Kur'an dışı kaynakların başta "Hadis" adı ile Muhammed (a.s) dan gelen sözlerin bile Kur'ana eş değer sayıldığı ve bu düşüncenin akide konusu haline geldiği bir inanç sisteminin , bu zihniyeti terk ederek , Kur'anı belirleyici bir kitap olarak görmesi zor, ancak bu zihniyetin değişmesi de mutlaka şart olan bir durumdur.
Bu zihniyetin değişmesi için , herkesin elini taşın altına sokma mecburiyeti vardır. Elini taşın altına koyarak sorumluluk sahibi olmak önce bilgi sahibi olmayı gerektirir. Bilgi sahibi olan bir topluluğun ise sorgulama yeteneği daha da bilenmiş olacaktır. Fırkaların yerleşik mantığında "Sorgulamamak" , "Teslim olmak" gibi terimlerin ifade ettiği anlamların , amentü haline gelmiş olması nedeniyle , bazı şeytani güçlerin fırkaları kullanarak hain emellerine alet etme imkanlarının son derece kolay olduğu, son yaşadığımız olaylar nedeniyle maalesef iyice anlaşılmıştır. Bu gibi ihanetlerin önünün alınması fırkacılık mantığının yok edilmesi ile mümkün olacaktır.
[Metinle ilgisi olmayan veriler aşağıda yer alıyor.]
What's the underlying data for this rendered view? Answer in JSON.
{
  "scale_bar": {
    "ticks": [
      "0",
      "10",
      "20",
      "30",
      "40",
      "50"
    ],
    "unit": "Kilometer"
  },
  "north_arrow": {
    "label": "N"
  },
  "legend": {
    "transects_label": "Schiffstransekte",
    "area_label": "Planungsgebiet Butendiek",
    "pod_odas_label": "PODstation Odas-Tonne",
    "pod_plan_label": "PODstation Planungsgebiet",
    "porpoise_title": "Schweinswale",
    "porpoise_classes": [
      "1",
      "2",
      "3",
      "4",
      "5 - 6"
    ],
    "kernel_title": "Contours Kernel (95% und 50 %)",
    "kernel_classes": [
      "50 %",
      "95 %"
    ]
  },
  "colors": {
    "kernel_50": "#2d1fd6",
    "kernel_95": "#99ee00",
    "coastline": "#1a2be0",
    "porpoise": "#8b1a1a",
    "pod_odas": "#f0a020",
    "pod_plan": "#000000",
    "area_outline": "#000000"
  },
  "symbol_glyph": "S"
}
Sonuç olarak ; Fırkacılık yüzyıllardır İslam dünyasının en büyük sorunu olarak karşımızda eskisi gibi güçlü ve dimdik bir şekilde ayakta durmaktadır. Bu durumun önünün alınması gerektiği , herkes tarafından dile getirilmesine rağmen ellerindeki kitapları ve başlarındaki liderleri terk edemeyenler , birleşmenin adresi olarak kendilerini göstermektedirler. Bu durum ise , bırakın fırkacılığın azalmasını , daha da güçlenmesine sebep olmaktadır.
Bu durumun önünün alınması , Kur'anın daha ciddiye alınarak bu yönde zihniyet değişimi yapılması ile mümkün olacaktır. Aksi takdirde çok daha büyük sorunlara gebe olan bir İslam dünyası ile karşı karşıya kalmak kaçınılmaz bir sonuç olacaktır.